守里: うん。僕がバイトの日はそうして、風紀委員の仕事の時は、ごめんだけど、面倒見れないからお休み。


祐希: はーい!


守里: 週末は、予定が合えば、一緒に勉強したいんだけど…


祐希: 後でメールで送っとく!


守里: 笑、OK。じゃあ、そういうことでよろしくね。


祐希: うん!!…zzzzz


守里: いや、春時に聞きに行かないんかい…



祐希はすぐに寝てしまった。


◇◇◇◇


放課後



守里: 祐希、起きて。勉強するぞ。


祐希: …は~い…



終礼が終わった後すぐに寝た祐希を、守里は起こす。



祐希: まだ、眠いよ~


守里: もう…祐希はどのぐらい寝れば、眠くなくなるんだ。


祐希: どうだろ…分かんない…


守里: 確か、最長睡眠時間は、中3の夏休みでの40時間だったよね?


祐希: そうだよ、未だに塗り替えられてない記録。



祐希は誇らしげに体を起こし、ドヤ顔をする。



守里: はぁ…誇ることじゃない。


祐希: よ~し、守里のバイト先に行くんでしょ?


守里: うん。祐希は勉強をしにね。


祐希: 分かってるって!


守里: ほら、行くよ。


祐希: はーい!



祐希はカバンを持って、守里の真後ろへ。



守里: なんで後ろに…


祐希: 守里なら分かってるでしょ。


守里: …いや、分からない。


祐希: 笑、分かってるくせに。トー


守里: 嫌だって!



守里の背中に飛びつこうとした祐希を、守里は避ける。



祐希: まだまだ、祐希は諦めない!


守里: だから、無理だって。

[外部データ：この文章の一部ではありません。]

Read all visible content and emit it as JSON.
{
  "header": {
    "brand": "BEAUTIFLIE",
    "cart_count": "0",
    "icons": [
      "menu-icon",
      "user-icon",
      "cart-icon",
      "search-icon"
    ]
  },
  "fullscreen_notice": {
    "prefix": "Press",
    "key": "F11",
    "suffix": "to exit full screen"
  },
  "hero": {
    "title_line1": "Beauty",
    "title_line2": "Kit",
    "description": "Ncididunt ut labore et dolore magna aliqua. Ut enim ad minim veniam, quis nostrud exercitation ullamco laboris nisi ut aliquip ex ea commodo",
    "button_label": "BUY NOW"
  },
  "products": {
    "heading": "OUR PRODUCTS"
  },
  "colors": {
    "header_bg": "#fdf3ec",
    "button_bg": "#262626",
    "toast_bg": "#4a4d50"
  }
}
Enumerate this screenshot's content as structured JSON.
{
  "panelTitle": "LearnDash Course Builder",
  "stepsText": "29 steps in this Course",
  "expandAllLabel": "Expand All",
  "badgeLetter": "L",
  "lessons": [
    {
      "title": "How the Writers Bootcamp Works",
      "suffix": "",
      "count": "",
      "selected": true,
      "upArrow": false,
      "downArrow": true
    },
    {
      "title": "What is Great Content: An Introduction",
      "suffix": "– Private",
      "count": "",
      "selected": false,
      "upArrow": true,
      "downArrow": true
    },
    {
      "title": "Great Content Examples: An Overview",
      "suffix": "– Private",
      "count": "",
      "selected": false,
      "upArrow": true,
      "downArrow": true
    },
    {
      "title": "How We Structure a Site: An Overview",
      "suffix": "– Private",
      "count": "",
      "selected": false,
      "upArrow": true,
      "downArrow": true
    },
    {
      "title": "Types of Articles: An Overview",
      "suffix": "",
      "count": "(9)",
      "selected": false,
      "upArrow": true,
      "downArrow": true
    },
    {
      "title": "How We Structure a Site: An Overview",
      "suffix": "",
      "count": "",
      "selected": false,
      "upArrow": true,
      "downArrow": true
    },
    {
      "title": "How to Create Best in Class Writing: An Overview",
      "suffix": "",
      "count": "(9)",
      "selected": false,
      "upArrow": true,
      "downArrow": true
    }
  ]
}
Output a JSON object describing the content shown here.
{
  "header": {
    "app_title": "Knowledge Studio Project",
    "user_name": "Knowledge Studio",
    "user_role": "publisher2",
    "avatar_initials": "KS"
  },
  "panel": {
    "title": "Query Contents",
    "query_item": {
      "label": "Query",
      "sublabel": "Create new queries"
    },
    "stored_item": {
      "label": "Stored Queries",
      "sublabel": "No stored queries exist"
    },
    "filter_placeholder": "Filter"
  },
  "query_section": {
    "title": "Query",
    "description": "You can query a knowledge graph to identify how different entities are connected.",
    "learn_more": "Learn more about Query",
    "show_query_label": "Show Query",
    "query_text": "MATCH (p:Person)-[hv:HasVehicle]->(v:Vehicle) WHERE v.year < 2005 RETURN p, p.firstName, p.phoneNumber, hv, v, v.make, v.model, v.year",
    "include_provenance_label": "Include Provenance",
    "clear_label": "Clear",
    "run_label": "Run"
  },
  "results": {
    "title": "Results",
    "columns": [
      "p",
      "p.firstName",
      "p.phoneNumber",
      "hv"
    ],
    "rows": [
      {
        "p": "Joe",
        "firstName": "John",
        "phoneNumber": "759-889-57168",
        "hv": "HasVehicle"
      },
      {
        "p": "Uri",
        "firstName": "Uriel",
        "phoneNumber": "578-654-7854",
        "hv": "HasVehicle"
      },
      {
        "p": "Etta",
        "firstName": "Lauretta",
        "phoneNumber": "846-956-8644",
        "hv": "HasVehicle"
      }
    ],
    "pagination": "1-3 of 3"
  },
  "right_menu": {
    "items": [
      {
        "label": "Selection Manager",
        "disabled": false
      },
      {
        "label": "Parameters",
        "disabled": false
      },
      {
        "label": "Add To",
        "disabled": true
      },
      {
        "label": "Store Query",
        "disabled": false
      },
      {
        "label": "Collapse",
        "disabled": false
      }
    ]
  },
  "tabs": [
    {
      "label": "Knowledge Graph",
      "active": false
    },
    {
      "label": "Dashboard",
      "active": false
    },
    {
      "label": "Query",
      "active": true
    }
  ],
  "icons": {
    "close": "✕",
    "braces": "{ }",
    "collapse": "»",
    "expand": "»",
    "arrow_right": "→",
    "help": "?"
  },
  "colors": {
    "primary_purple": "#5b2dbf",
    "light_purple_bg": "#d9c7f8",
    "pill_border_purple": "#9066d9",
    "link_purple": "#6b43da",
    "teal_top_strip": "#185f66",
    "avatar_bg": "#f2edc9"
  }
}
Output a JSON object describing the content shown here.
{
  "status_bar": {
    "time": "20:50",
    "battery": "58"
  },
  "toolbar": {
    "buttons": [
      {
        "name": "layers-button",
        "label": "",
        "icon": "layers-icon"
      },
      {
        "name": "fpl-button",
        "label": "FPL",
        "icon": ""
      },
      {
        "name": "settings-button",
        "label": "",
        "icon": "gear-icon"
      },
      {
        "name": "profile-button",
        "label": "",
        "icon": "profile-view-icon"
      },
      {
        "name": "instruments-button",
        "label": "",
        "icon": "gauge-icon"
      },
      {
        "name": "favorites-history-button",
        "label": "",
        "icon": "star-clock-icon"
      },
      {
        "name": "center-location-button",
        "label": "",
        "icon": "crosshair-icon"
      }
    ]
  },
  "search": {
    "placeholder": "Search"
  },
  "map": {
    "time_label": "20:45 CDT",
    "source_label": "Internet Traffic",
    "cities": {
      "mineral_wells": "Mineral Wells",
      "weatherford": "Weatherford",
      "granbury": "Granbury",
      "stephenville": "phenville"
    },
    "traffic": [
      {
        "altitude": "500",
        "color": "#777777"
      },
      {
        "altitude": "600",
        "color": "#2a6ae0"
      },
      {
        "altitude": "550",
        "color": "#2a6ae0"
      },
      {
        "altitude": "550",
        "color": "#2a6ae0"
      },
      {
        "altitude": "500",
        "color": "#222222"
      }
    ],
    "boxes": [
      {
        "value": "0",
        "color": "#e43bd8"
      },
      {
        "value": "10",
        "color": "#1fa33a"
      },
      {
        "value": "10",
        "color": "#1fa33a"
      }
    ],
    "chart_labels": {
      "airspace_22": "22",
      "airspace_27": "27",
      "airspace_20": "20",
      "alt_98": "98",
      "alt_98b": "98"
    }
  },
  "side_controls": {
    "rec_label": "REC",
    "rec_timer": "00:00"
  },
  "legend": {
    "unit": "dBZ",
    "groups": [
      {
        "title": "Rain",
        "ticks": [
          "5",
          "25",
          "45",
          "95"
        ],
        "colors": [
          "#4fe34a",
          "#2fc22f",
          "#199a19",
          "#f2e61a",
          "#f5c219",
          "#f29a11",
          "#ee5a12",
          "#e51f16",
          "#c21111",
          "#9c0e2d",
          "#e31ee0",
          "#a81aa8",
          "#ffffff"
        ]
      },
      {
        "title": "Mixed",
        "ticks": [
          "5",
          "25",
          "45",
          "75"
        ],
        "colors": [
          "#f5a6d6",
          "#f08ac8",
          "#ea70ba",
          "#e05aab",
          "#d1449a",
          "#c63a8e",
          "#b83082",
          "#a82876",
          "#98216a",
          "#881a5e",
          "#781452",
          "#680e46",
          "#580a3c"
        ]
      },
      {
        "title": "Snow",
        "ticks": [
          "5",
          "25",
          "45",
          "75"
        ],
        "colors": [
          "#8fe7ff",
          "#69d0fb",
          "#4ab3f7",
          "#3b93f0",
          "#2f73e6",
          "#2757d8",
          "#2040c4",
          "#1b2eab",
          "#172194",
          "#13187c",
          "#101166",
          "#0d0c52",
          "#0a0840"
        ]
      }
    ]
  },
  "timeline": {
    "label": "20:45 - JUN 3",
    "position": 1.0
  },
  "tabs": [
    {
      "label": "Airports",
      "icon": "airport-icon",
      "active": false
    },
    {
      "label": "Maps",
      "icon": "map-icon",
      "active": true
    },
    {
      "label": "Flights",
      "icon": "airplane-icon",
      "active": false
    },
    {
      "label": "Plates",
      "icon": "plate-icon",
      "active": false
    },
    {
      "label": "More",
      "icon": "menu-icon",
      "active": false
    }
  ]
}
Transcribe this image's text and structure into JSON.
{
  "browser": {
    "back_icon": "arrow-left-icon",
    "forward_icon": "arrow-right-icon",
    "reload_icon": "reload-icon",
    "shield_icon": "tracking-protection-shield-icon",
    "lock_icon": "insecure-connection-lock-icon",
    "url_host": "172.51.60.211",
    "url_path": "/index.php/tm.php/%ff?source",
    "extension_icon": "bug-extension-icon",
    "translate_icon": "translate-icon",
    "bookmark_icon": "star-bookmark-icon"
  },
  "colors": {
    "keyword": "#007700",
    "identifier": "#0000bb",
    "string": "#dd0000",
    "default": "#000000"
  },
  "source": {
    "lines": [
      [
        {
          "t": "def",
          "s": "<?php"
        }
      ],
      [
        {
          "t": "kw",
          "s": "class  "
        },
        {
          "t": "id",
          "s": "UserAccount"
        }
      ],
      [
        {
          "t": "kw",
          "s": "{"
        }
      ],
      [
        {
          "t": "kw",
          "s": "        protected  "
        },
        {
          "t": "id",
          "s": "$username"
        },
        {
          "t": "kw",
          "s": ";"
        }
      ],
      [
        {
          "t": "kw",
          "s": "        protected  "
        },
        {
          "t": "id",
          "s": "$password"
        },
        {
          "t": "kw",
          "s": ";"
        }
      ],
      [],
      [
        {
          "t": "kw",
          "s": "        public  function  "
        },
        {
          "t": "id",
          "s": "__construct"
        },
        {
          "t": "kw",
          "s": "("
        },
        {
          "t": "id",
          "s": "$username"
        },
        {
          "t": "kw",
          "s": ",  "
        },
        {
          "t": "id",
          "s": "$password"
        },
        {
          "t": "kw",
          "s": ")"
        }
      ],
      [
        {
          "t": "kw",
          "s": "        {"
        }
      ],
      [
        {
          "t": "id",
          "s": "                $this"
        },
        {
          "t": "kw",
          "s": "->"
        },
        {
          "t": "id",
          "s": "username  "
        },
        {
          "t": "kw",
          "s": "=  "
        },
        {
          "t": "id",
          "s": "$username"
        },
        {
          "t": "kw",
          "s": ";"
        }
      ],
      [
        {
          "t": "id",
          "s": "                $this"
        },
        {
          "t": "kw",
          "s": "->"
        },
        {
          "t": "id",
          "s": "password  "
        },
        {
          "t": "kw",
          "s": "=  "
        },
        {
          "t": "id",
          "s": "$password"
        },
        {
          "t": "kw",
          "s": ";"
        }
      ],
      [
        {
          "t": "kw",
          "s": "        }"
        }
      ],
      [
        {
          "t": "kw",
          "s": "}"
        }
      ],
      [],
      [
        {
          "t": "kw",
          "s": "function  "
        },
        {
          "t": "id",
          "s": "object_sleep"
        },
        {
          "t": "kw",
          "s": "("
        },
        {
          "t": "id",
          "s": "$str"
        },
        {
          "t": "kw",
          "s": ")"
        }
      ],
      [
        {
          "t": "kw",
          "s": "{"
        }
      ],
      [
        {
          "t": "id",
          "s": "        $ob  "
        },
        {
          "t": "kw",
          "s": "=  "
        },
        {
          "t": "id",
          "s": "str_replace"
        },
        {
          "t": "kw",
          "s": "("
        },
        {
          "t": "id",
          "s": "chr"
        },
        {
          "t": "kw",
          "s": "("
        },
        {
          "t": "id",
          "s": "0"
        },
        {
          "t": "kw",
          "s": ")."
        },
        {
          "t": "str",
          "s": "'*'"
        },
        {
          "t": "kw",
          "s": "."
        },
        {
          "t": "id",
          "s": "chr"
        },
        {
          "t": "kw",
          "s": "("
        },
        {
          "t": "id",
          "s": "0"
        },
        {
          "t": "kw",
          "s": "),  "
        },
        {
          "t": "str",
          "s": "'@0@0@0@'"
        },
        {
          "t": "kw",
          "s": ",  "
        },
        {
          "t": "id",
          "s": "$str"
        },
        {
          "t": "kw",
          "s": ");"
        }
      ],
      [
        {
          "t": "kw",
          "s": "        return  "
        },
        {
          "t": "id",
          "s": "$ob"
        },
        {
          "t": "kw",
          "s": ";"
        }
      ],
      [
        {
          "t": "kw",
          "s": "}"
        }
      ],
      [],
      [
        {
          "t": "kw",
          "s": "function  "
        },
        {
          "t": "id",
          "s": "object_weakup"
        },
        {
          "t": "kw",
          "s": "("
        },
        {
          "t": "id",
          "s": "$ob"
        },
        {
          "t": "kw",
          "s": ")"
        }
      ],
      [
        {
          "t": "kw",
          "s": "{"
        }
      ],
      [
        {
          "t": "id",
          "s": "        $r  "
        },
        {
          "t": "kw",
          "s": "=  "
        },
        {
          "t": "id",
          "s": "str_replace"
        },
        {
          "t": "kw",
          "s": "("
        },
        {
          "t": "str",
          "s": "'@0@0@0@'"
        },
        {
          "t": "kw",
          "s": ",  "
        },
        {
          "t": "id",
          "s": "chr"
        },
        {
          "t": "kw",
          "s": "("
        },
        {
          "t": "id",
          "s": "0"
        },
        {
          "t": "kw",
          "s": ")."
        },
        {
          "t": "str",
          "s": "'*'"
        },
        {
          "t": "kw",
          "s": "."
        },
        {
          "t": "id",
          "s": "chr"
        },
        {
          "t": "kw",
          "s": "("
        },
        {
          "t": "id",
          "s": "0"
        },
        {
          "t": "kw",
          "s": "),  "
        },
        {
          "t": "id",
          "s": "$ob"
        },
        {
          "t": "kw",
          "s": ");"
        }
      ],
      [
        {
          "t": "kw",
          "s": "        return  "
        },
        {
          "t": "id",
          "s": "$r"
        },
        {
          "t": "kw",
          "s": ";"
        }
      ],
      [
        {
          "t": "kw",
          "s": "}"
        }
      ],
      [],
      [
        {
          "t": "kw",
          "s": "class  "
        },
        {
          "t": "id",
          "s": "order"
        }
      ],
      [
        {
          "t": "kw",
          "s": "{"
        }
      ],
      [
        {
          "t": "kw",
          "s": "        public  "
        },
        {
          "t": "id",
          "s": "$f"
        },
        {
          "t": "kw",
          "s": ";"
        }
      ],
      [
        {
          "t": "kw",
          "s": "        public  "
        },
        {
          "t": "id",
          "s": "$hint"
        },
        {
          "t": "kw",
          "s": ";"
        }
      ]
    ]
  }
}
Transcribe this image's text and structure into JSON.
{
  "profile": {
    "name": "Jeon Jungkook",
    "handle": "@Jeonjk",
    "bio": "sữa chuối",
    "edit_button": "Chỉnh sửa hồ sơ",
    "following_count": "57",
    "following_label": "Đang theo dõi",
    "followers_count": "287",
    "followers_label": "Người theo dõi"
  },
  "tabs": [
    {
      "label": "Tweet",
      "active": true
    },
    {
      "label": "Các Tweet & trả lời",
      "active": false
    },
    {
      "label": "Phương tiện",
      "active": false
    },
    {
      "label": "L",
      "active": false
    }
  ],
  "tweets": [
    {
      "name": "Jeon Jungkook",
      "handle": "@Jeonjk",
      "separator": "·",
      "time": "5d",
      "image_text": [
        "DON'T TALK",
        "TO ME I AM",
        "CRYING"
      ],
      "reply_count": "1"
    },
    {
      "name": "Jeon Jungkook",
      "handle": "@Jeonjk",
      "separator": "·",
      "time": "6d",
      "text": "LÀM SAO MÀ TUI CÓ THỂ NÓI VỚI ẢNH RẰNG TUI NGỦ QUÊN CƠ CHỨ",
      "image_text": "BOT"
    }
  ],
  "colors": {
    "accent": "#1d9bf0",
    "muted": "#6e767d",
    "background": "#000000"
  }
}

自分の足で歩いてよ!



祐希は何度もチャレンジする。



祐希: 諦めたら、そこで試合終了だから…


守里: いや、それ意味分かって使ってる?


祐希: 全然!この前お姉ちゃんが言ってたから、使ってみただけ!


守里: やっぱりか!


祐希: オリャ!


守里: 捕まってたまるか!



祐希は守里におんぶしてもらおうとし、守里は祐希を避けつつ、カフェに向かうのだった。